Szene 1: Torben Rehfeld (Bremen) trifft für Werder II zum 1:1, Schiedsrichter Michael Weiner gibt den Treffer nach kurzer Diskussion jedoch nicht. [TV-Bilder – ab Minute 5:12]

Babak Rafati: Warum die Entscheidung erst ein paar Sekunden nach Torerzielung getroffen wird, bleibt offen und kann nur spekuliert werden. Vermutlich hat der Assistent nach Torerzielung den Schiedsrichter über das Headset befragt, ob eine Berührung vom Spieler, der zum Kopfball hochspringt, vorgelegen hat – der Schiedsrichter hat dies wohl bejaht. Diese Tatsache wäre vom Gespann prinzipiell gut gelöst. Aber die entscheidende Frage ist, ob der Torschütze unabhängig davon im Abseits stand. Nach den vorliegenden Fernsehbildern ist eine Abseitsposition nicht erkennbar, demnach liegt eine Fehlentscheidung vor.

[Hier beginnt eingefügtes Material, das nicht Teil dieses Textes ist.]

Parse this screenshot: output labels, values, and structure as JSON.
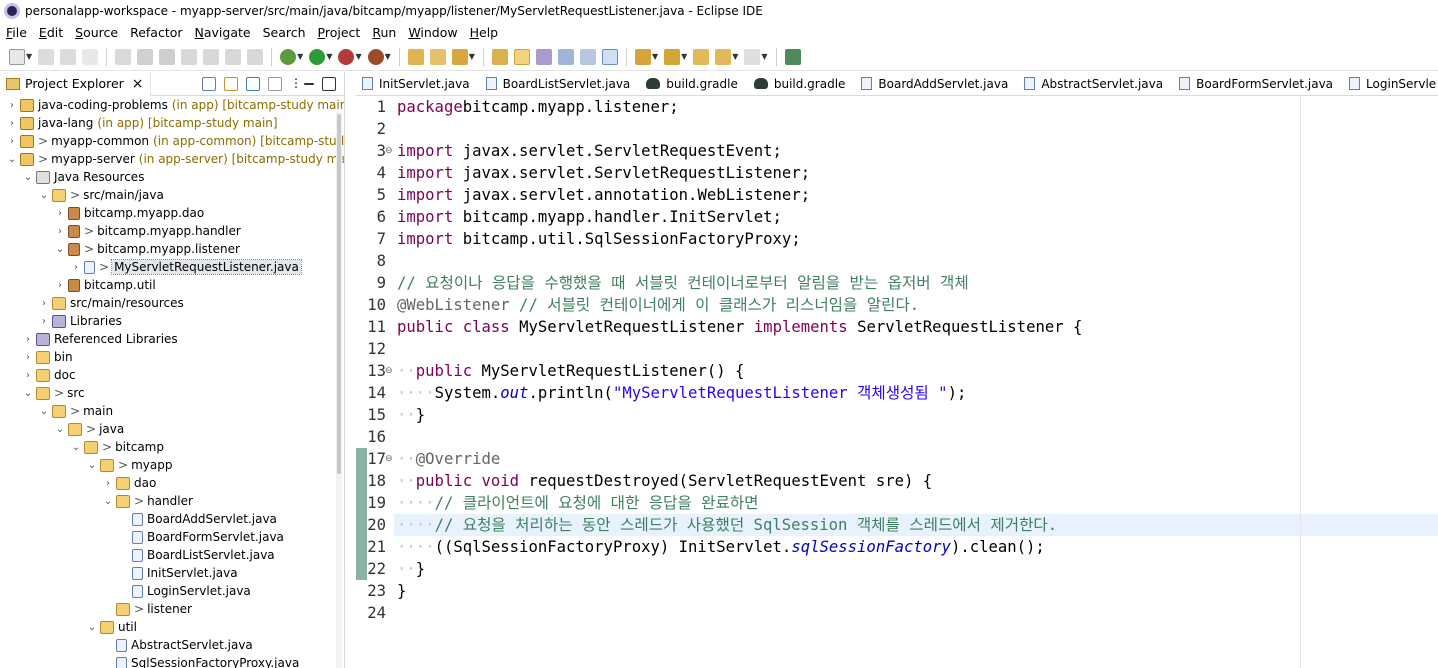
{
  "window": {
    "title": "personalapp-workspace - myapp-server/src/main/java/bitcamp/myapp/listener/MyServletRequestListener.java - Eclipse IDE"
  },
  "menu": [
    {
      "label": "File",
      "u": "F",
      "rest": "ile"
    },
    {
      "label": "Edit",
      "u": "E",
      "rest": "dit"
    },
    {
      "label": "Source",
      "u": "S",
      "rest": "ource"
    },
    {
      "label": "Refactor",
      "u": "",
      "rest": "Refactor"
    },
    {
      "label": "Navigate",
      "u": "N",
      "rest": "avigate"
    },
    {
      "label": "Search",
      "u": "",
      "rest": "Search"
    },
    {
      "label": "Project",
      "u": "P",
      "rest": "roject"
    },
    {
      "label": "Run",
      "u": "R",
      "rest": "un"
    },
    {
      "label": "Window",
      "u": "W",
      "rest": "indow"
    },
    {
      "label": "Help",
      "u": "H",
      "rest": "elp"
    }
  ],
  "explorer": {
    "title": "Project Explorer",
    "close": "×",
    "tree": [
      {
        "depth": 0,
        "tw": "›",
        "icon": "proj",
        "gt": "",
        "name": "java-coding-problems",
        "muted": "(in app) [bitcamp-study main]"
      },
      {
        "depth": 0,
        "tw": "›",
        "icon": "proj",
        "gt": "",
        "name": "java-lang",
        "muted": "(in app) [bitcamp-study main]"
      },
      {
        "depth": 0,
        "tw": "›",
        "icon": "proj",
        "gt": ">",
        "name": "myapp-common",
        "muted": "(in app-common) [bitcamp-study"
      },
      {
        "depth": 0,
        "tw": "⌄",
        "icon": "proj",
        "gt": ">",
        "name": "myapp-server",
        "muted": "(in app-server) [bitcamp-study main]"
      },
      {
        "depth": 1,
        "tw": "⌄",
        "icon": "jres",
        "gt": "",
        "name": "Java Resources",
        "muted": ""
      },
      {
        "depth": 2,
        "tw": "⌄",
        "icon": "srcf",
        "gt": ">",
        "name": "src/main/java",
        "muted": ""
      },
      {
        "depth": 3,
        "tw": "›",
        "icon": "pkg",
        "gt": "",
        "name": "bitcamp.myapp.dao",
        "muted": ""
      },
      {
        "depth": 3,
        "tw": "›",
        "icon": "pkg",
        "gt": ">",
        "name": "bitcamp.myapp.handler",
        "muted": ""
      },
      {
        "depth": 3,
        "tw": "⌄",
        "icon": "pkg",
        "gt": ">",
        "name": "bitcamp.myapp.listener",
        "muted": ""
      },
      {
        "depth": 4,
        "tw": "›",
        "icon": "jfile",
        "gt": ">",
        "name": "MyServletRequestListener.java",
        "muted": "",
        "selected": true
      },
      {
        "depth": 3,
        "tw": "›",
        "icon": "pkg",
        "gt": "",
        "name": "bitcamp.util",
        "muted": ""
      },
      {
        "depth": 2,
        "tw": "›",
        "icon": "srcf",
        "gt": "",
        "name": "src/main/resources",
        "muted": ""
      },
      {
        "depth": 2,
        "tw": "›",
        "icon": "lib",
        "gt": "",
        "name": "Libraries",
        "muted": ""
      },
      {
        "depth": 1,
        "tw": "›",
        "icon": "lib",
        "gt": "",
        "name": "Referenced Libraries",
        "muted": ""
      },
      {
        "depth": 1,
        "tw": "›",
        "icon": "folder",
        "gt": "",
        "name": "bin",
        "muted": ""
      },
      {
        "depth": 1,
        "tw": "›",
        "icon": "folder",
        "gt": "",
        "name": "doc",
        "muted": ""
      },
      {
        "depth": 1,
        "tw": "⌄",
        "icon": "folder",
        "gt": ">",
        "name": "src",
        "muted": ""
      },
      {
        "depth": 2,
        "tw": "⌄",
        "icon": "folder",
        "gt": ">",
        "name": "main",
        "muted": ""
      },
      {
        "depth": 3,
        "tw": "⌄",
        "icon": "folder",
        "gt": ">",
        "name": "java",
        "muted": ""
      },
      {
        "depth": 4,
        "tw": "⌄",
        "icon": "folder",
        "gt": ">",
        "name": "bitcamp",
        "muted": ""
      },
      {
        "depth": 5,
        "tw": "⌄",
        "icon": "folder",
        "gt": ">",
        "name": "myapp",
        "muted": ""
      },
      {
        "depth": 6,
        "tw": "›",
        "icon": "folder",
        "gt": "",
        "name": "dao",
        "muted": ""
      },
      {
        "depth": 6,
        "tw": "⌄",
        "icon": "folder",
        "gt": ">",
        "name": "handler",
        "muted": ""
      },
      {
        "depth": 7,
        "tw": "",
        "icon": "jfile",
        "gt": "",
        "name": "BoardAddServlet.java",
        "muted": ""
      },
      {
        "depth": 7,
        "tw": "",
        "icon": "jfile",
        "gt": "",
        "name": "BoardFormServlet.java",
        "muted": ""
      },
      {
        "depth": 7,
        "tw": "",
        "icon": "jfile",
        "gt": "",
        "name": "BoardListServlet.java",
        "muted": ""
      },
      {
        "depth": 7,
        "tw": "",
        "icon": "jfile",
        "gt": "",
        "name": "InitServlet.java",
        "muted": ""
      },
      {
        "depth": 7,
        "tw": "",
        "icon": "jfile",
        "gt": "",
        "name": "LoginServlet.java",
        "muted": ""
      },
      {
        "depth": 6,
        "tw": "",
        "icon": "folder",
        "gt": ">",
        "name": "listener",
        "muted": ""
      },
      {
        "depth": 5,
        "tw": "⌄",
        "icon": "folder",
        "gt": "",
        "name": "util",
        "muted": ""
      },
      {
        "depth": 6,
        "tw": "",
        "icon": "jfile",
        "gt": "",
        "name": "AbstractServlet.java",
        "muted": ""
      },
      {
        "depth": 6,
        "tw": "",
        "icon": "jfile",
        "gt": "",
        "name": "SqlSessionFactoryProxy.java",
        "muted": ""
      }
    ]
  },
  "editor_tabs": [
    {
      "label": "InitServlet.java",
      "icon": "java"
    },
    {
      "label": "BoardListServlet.java",
      "icon": "java"
    },
    {
      "label": "build.gradle",
      "icon": "gradle"
    },
    {
      "label": "build.gradle",
      "icon": "gradle"
    },
    {
      "label": "BoardAddServlet.java",
      "icon": "java"
    },
    {
      "label": "AbstractServlet.java",
      "icon": "java"
    },
    {
      "label": "BoardFormServlet.java",
      "icon": "java"
    },
    {
      "label": "LoginServle",
      "icon": "java"
    }
  ],
  "code": {
    "highlight_line": 20,
    "lines": [
      {
        "n": "1",
        "fold": "",
        "segs": [
          [
            "kw",
            "package"
          ],
          [
            "",
            "bitcamp.myapp.listener;"
          ]
        ]
      },
      {
        "n": "2",
        "fold": "",
        "segs": []
      },
      {
        "n": "3",
        "fold": "⊖",
        "segs": [
          [
            "kw",
            "import"
          ],
          [
            "",
            " javax.servlet.ServletRequestEvent;"
          ]
        ]
      },
      {
        "n": "4",
        "fold": "",
        "segs": [
          [
            "kw",
            "import"
          ],
          [
            "",
            " javax.servlet.ServletRequestListener;"
          ]
        ]
      },
      {
        "n": "5",
        "fold": "",
        "segs": [
          [
            "kw",
            "import"
          ],
          [
            "",
            " javax.servlet.annotation.WebListener;"
          ]
        ]
      },
      {
        "n": "6",
        "fold": "",
        "segs": [
          [
            "kw",
            "import"
          ],
          [
            "",
            " bitcamp.myapp.handler.InitServlet;"
          ]
        ]
      },
      {
        "n": "7",
        "fold": "",
        "segs": [
          [
            "kw",
            "import"
          ],
          [
            "",
            " bitcamp.util.SqlSessionFactoryProxy;"
          ]
        ]
      },
      {
        "n": "8",
        "fold": "",
        "segs": []
      },
      {
        "n": "9",
        "fold": "",
        "segs": [
          [
            "cm",
            "// 요청이나 응답을 수행했을 때 서블릿 컨테이너로부터 알림을 받는 옵저버 객체"
          ]
        ]
      },
      {
        "n": "10",
        "fold": "",
        "segs": [
          [
            "an",
            "@WebListener"
          ],
          [
            "cm",
            " // 서블릿 컨테이너에게 이 클래스가 리스너임을 알린다."
          ]
        ]
      },
      {
        "n": "11",
        "fold": "",
        "segs": [
          [
            "kw",
            "public"
          ],
          [
            "",
            " "
          ],
          [
            "kw",
            "class"
          ],
          [
            "",
            " MyServletRequestListener "
          ],
          [
            "kw",
            "implements"
          ],
          [
            "",
            " ServletRequestListener {"
          ]
        ]
      },
      {
        "n": "12",
        "fold": "",
        "segs": []
      },
      {
        "n": "13",
        "fold": "⊖",
        "segs": [
          [
            "ws",
            "··"
          ],
          [
            "kw",
            "public"
          ],
          [
            "",
            " MyServletRequestListener() {"
          ]
        ]
      },
      {
        "n": "14",
        "fold": "",
        "segs": [
          [
            "ws",
            "····"
          ],
          [
            "",
            "System."
          ],
          [
            "it",
            "out"
          ],
          [
            "",
            ".println("
          ],
          [
            "st",
            "\"MyServletRequestListener 객체생성됨 \""
          ],
          [
            "",
            ");"
          ]
        ]
      },
      {
        "n": "15",
        "fold": "",
        "segs": [
          [
            "ws",
            "··"
          ],
          [
            "",
            "}"
          ]
        ]
      },
      {
        "n": "16",
        "fold": "",
        "segs": []
      },
      {
        "n": "17",
        "fold": "⊖",
        "segs": [
          [
            "ws",
            "··"
          ],
          [
            "an",
            "@Override"
          ]
        ]
      },
      {
        "n": "18",
        "fold": "",
        "segs": [
          [
            "ws",
            "··"
          ],
          [
            "kw",
            "public"
          ],
          [
            "",
            " "
          ],
          [
            "kw",
            "void"
          ],
          [
            "",
            " requestDestroyed(ServletRequestEvent sre) {"
          ]
        ]
      },
      {
        "n": "19",
        "fold": "",
        "segs": [
          [
            "ws",
            "····"
          ],
          [
            "cm",
            "// 클라이언트에 요청에 대한 응답을 완료하면"
          ]
        ]
      },
      {
        "n": "20",
        "fold": "",
        "segs": [
          [
            "ws",
            "····"
          ],
          [
            "cm",
            "// 요청을 처리하는 동안 스레드가 사용했던 SqlSession 객체를 스레드에서 제거한다."
          ]
        ]
      },
      {
        "n": "21",
        "fold": "",
        "segs": [
          [
            "ws",
            "····"
          ],
          [
            "",
            "((SqlSessionFactoryProxy) InitServlet."
          ],
          [
            "it",
            "sqlSessionFactory"
          ],
          [
            "",
            ").clean();"
          ]
        ]
      },
      {
        "n": "22",
        "fold": "",
        "segs": [
          [
            "ws",
            "··"
          ],
          [
            "",
            "}"
          ]
        ]
      },
      {
        "n": "23",
        "fold": "",
        "segs": [
          [
            "",
            "}"
          ]
        ]
      },
      {
        "n": "24",
        "fold": "",
        "segs": []
      }
    ]
  }
}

Szene 2: Steffen Puttkammer (1. FC Magdeburg) bekommt den Ball nach einem Freistoß an die Hand, Weiner gibt Elfmeter für Bremen. [TV-Bilder – ab Minute 6:55]

Babak Rafati: Bei diesem Handspiel geht der Arm des Verteidigers aktiv zum Ball. Zudem liegt keine natürliche Körperhaltung vor, denn der Verteidiger vergrößert seine Körperfläche. Auch ist eine ausreichende Distanz gegeben, sodass der Verteidiger den Arm hätte wegziehen können. In dieser Szene entscheidet der Schiedsrichter zurecht auf Strafstoß, sodass die Entscheidung richtig ist.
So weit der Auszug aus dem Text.